In 1653 she embarked on her life’s most ambitious project: the reconstruction of St Paul’s Church in Rabat.
She engaged the Knights’ resident architect, Francesco Buonamici, and, when he left Malta, assigned the project to Lorenzo Gafa. The latter is Malta’s most famous church architect – he also designed St Paul’s Cathedral in Mdina, St Lawrence’ Church in Vittoriosa, St Catherine’s Church in Zejtun, and Gozo’s Cathedral.
Construction took 30 years, from 1653 to 1683, and it was reportedly bogged down by funding shortfalls at one point. Although historical details are sketchy, it appears that Cosmana struggled to fulfill pious deeds under obligations attached to some land she had inherited.
Perhaps it was these experiences that contributed to her doubts, and later led her to empower the archbishop in rules of the foundation she set up to raise funds for pious deeds.
Anxiety over fulfillment of pious obligations
By 1684 she was worried that she would not complete St Paul’s Church before her death and that not enough funds for pious deeds would be raised from the foundation.
So in the will of 1684, 3 years before her death, with its tone prescriptive and urgent, she laid precise obligations on her heirs. This included a range of pious deeds they had to fulfill if insufficient funds were raised from the foundation one year after her death, as well as detailed instructions for the completion of St Paul’s Church.
The sensibility expressed in that will as well as Cosmana’s life experiences suggest that, 9 years before when she set up the foundation, she had felt that vesting decisive power in the archbishop would ensure adherence to the foundation’s rules. She set up the foundation for her descendants and she obligated the administrative rector to fulfill the pious deeds, but it’s the archbishop she trusted with decisive, veto power.
That all changed in the two contracts signed on behalf of Archbishop Scicluna in 2017 and 2018. The archbishop appointed a rector who is neither a descendant nor a priest – something that deviated from the rules of the foundation.
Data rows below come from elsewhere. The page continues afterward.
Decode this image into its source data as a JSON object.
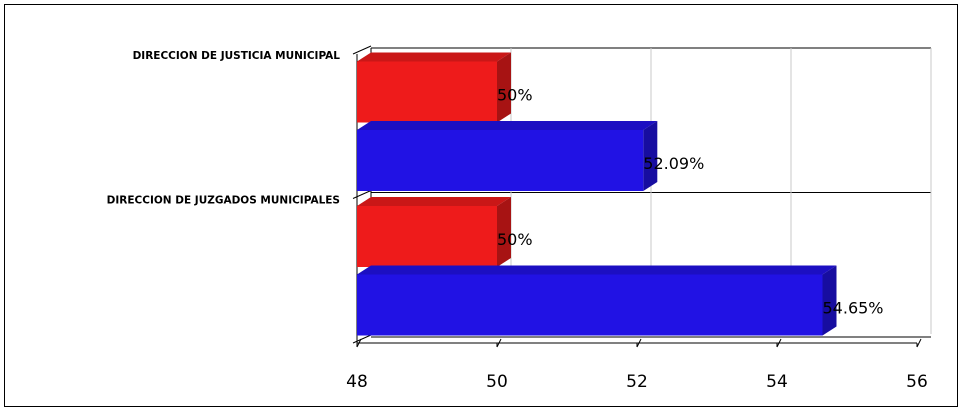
{
  "chart_data": {
    "type": "bar3d-horizontal",
    "categories": [
      "DIRECCION DE JUSTICIA MUNICIPAL",
      "DIRECCION DE JUZGADOS MUNICIPALES"
    ],
    "series": [
      {
        "color": "#ee1b1b",
        "values": [
          50,
          50
        ],
        "value_labels": [
          "50%",
          "50%"
        ]
      },
      {
        "color": "#2112e4",
        "values": [
          52.09,
          54.65
        ],
        "value_labels": [
          "52.09%",
          "54.65%"
        ]
      }
    ],
    "xlim": [
      48,
      56
    ],
    "xticks": [
      48,
      50,
      52,
      54,
      56
    ],
    "grid": true
  }
}
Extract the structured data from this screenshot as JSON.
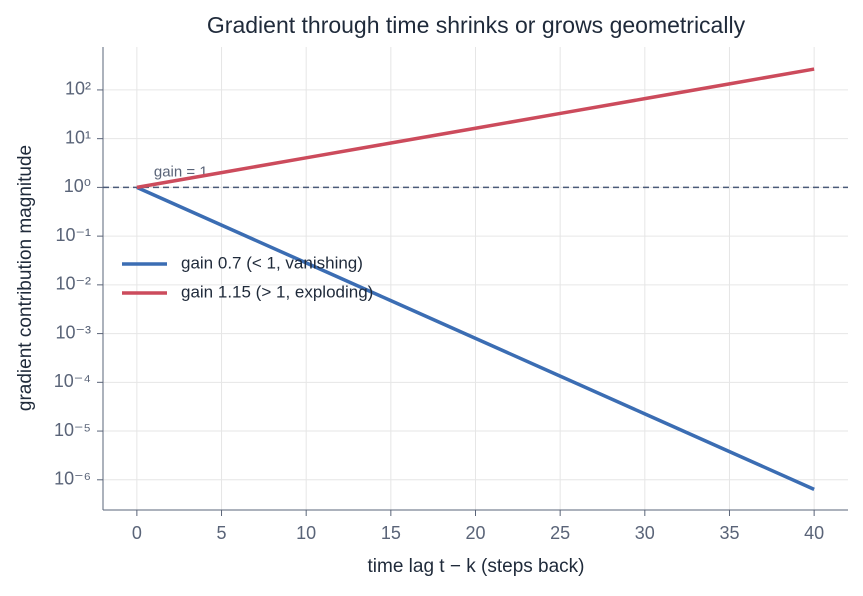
{
  "chart_data": {
    "type": "line",
    "title": "Gradient through time shrinks or grows geometrically",
    "x_label": "time lag  t − k  (steps back)",
    "y_label": "gradient contribution magnitude",
    "x": [
      0,
      5,
      10,
      15,
      20,
      25,
      30,
      35,
      40
    ],
    "series": [
      {
        "name": "gain 0.7 (< 1, vanishing)",
        "color": "#3b6db3",
        "values": [
          1,
          0.16807,
          0.0282475,
          0.00474756,
          0.000797923,
          0.000134107,
          2.25393e-05,
          3.78819e-06,
          6.36681e-07
        ]
      },
      {
        "name": "gain 1.15 (> 1, exploding)",
        "color": "#cc4b5c",
        "values": [
          1,
          2.01136,
          4.04556,
          8.13706,
          16.3665,
          32.919,
          66.2118,
          133.176,
          267.864
        ]
      }
    ],
    "reference_line": {
      "value": 1,
      "label": "gain = 1"
    },
    "xlim": [
      -2,
      42
    ],
    "xticks": [
      0,
      5,
      10,
      15,
      20,
      25,
      30,
      35,
      40
    ],
    "ylim": [
      2.4e-07,
      760
    ],
    "yticks": [
      {
        "value": 1e-06,
        "label": "10⁻⁶"
      },
      {
        "value": 1e-05,
        "label": "10⁻⁵"
      },
      {
        "value": 0.0001,
        "label": "10⁻⁴"
      },
      {
        "value": 0.001,
        "label": "10⁻³"
      },
      {
        "value": 0.01,
        "label": "10⁻²"
      },
      {
        "value": 0.1,
        "label": "10⁻¹"
      },
      {
        "value": 1,
        "label": "10⁰"
      },
      {
        "value": 10,
        "label": "10¹"
      },
      {
        "value": 100,
        "label": "10²"
      }
    ],
    "y_scale": "log",
    "grid": true,
    "legend_position": "center left"
  }
}
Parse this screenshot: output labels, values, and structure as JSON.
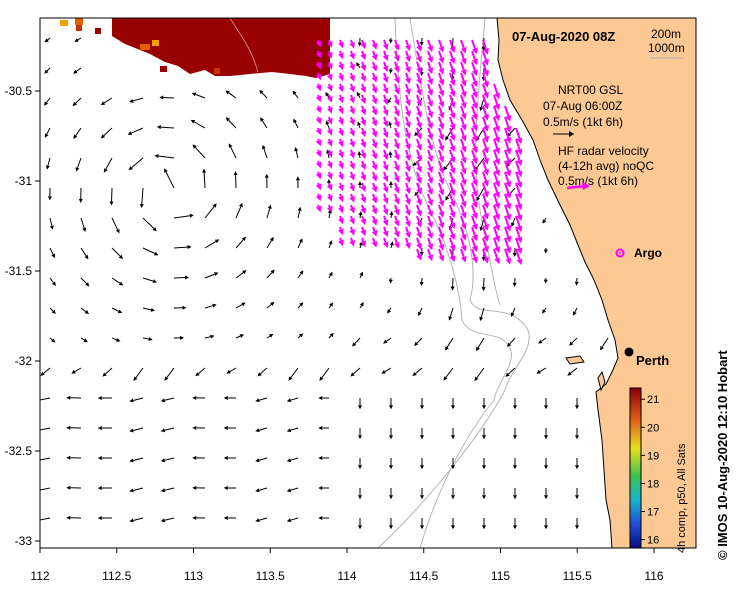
{
  "title": "07-Aug-2020 08Z",
  "depth_legend": [
    "200m",
    "1000m"
  ],
  "model_legend": {
    "lines": [
      "NRT00 GSL",
      "07-Aug 06:00Z",
      "0.5m/s (1kt 6h)"
    ],
    "arrow_color": "#000000"
  },
  "radar_legend": {
    "lines": [
      "HF radar velocity",
      "(4-12h avg) noQC",
      "0.5m/s (1kt 6h)"
    ],
    "arrow_color": "#ff00ff"
  },
  "places": {
    "perth": "Perth",
    "argo": "Argo"
  },
  "colorbar": {
    "label": "4h comp, p50, All Sats",
    "ticks": [
      "21",
      "20",
      "19",
      "18",
      "17",
      "16"
    ],
    "range": [
      15.7,
      21.4
    ]
  },
  "credit": "© IMOS 10-Aug-2020 12:10 Hobart",
  "colors": {
    "land": "#fcc995",
    "sst_warm": "#990000",
    "radar": "#ff00ff",
    "isobath": "#b4b4b4"
  },
  "chart_data": {
    "type": "map",
    "x_ticks": [
      "112",
      "112.5",
      "113",
      "113.5",
      "114",
      "114.5",
      "115",
      "115.5",
      "116"
    ],
    "y_ticks": [
      "-30.5",
      "-31",
      "-31.5",
      "-32",
      "-32.5",
      "-33"
    ],
    "xlim": [
      112,
      116.3
    ],
    "ylim": [
      -33.1,
      -30.1
    ],
    "perth": {
      "lon": 115.86,
      "lat": -31.95
    },
    "argo": {
      "lon": 115.72,
      "lat": -31.4
    },
    "radar_extent": {
      "lon": [
        113.8,
        115.1
      ],
      "lat": [
        -31.5,
        -30.1
      ]
    }
  }
}
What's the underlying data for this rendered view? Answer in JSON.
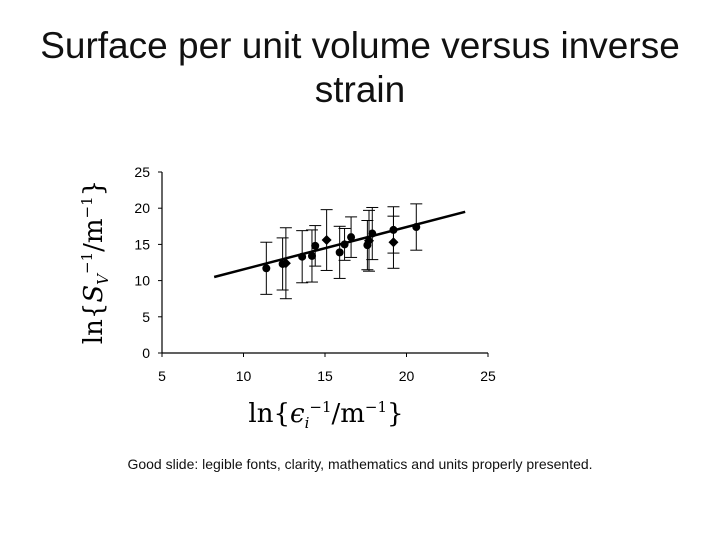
{
  "slide": {
    "title": "Surface per unit volume versus inverse strain",
    "caption": "Good slide: legible fonts, clarity, mathematics and units properly presented."
  },
  "chart_data": {
    "type": "scatter",
    "title": "",
    "xlabel": "ln{εi⁻¹/m⁻¹}",
    "ylabel": "ln{SV⁻¹/m⁻¹}",
    "xlim": [
      5,
      25
    ],
    "ylim": [
      0,
      25
    ],
    "xticks": [
      5,
      10,
      15,
      20,
      25
    ],
    "yticks": [
      0,
      5,
      10,
      15,
      20,
      25
    ],
    "grid": false,
    "legend": "none",
    "series": [
      {
        "marker": "circle",
        "points": [
          {
            "x": 11.4,
            "y": 11.7,
            "err": 3.6
          },
          {
            "x": 12.4,
            "y": 12.3,
            "err": 3.6
          },
          {
            "x": 13.6,
            "y": 13.3,
            "err": 3.6
          },
          {
            "x": 14.2,
            "y": 13.4,
            "err": 3.6
          },
          {
            "x": 14.4,
            "y": 14.8,
            "err": 2.8
          },
          {
            "x": 15.9,
            "y": 13.9,
            "err": 3.6
          },
          {
            "x": 16.2,
            "y": 15.0,
            "err": 2.2
          },
          {
            "x": 16.6,
            "y": 16.0,
            "err": 2.8
          },
          {
            "x": 17.6,
            "y": 14.9,
            "err": 3.4
          },
          {
            "x": 17.9,
            "y": 16.5,
            "err": 3.6
          },
          {
            "x": 19.2,
            "y": 17.0,
            "err": 3.2
          },
          {
            "x": 20.6,
            "y": 17.4,
            "err": 3.2
          }
        ]
      },
      {
        "marker": "diamond",
        "points": [
          {
            "x": 12.6,
            "y": 12.4,
            "err": 4.9
          },
          {
            "x": 15.1,
            "y": 15.6,
            "err": 4.2
          },
          {
            "x": 17.7,
            "y": 15.5,
            "err": 4.2
          },
          {
            "x": 19.2,
            "y": 15.3,
            "err": 3.6
          }
        ]
      }
    ],
    "trendline": {
      "x": [
        8.2,
        23.6
      ],
      "y": [
        10.5,
        19.5
      ]
    },
    "colors": {
      "markers": "#000000",
      "trendline": "#000000"
    }
  }
}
The rector then began trying to evict people from homes and lands they have held for generations, and started transferring foundation lands to companies which are now making millions from development of flats. Dozens of residents have been driven to anxiety and sickness.
Yet in the decree that authorized his legal emissary to sign the first contract, the archbishop wrote that the decision was taken in the interest of the family and the church and the foundation. Asked last year whether the rector transferring the most valuable lands of the foundation to companies was in the longterm interest of the foundation, the archbishop did not reply.
He has since said in his testimony that the rector is not supposed to “touch” the land, and has to keep foundation land “intact.”
But Scicluna has not responded to requests made by residents and Moviment Graffitti a month ago outside the Curia to dismiss the rector and initiate legal proceedings against the land transfers.
The only response has been a press release published on the church’s website that’s riddled with spin if not lies.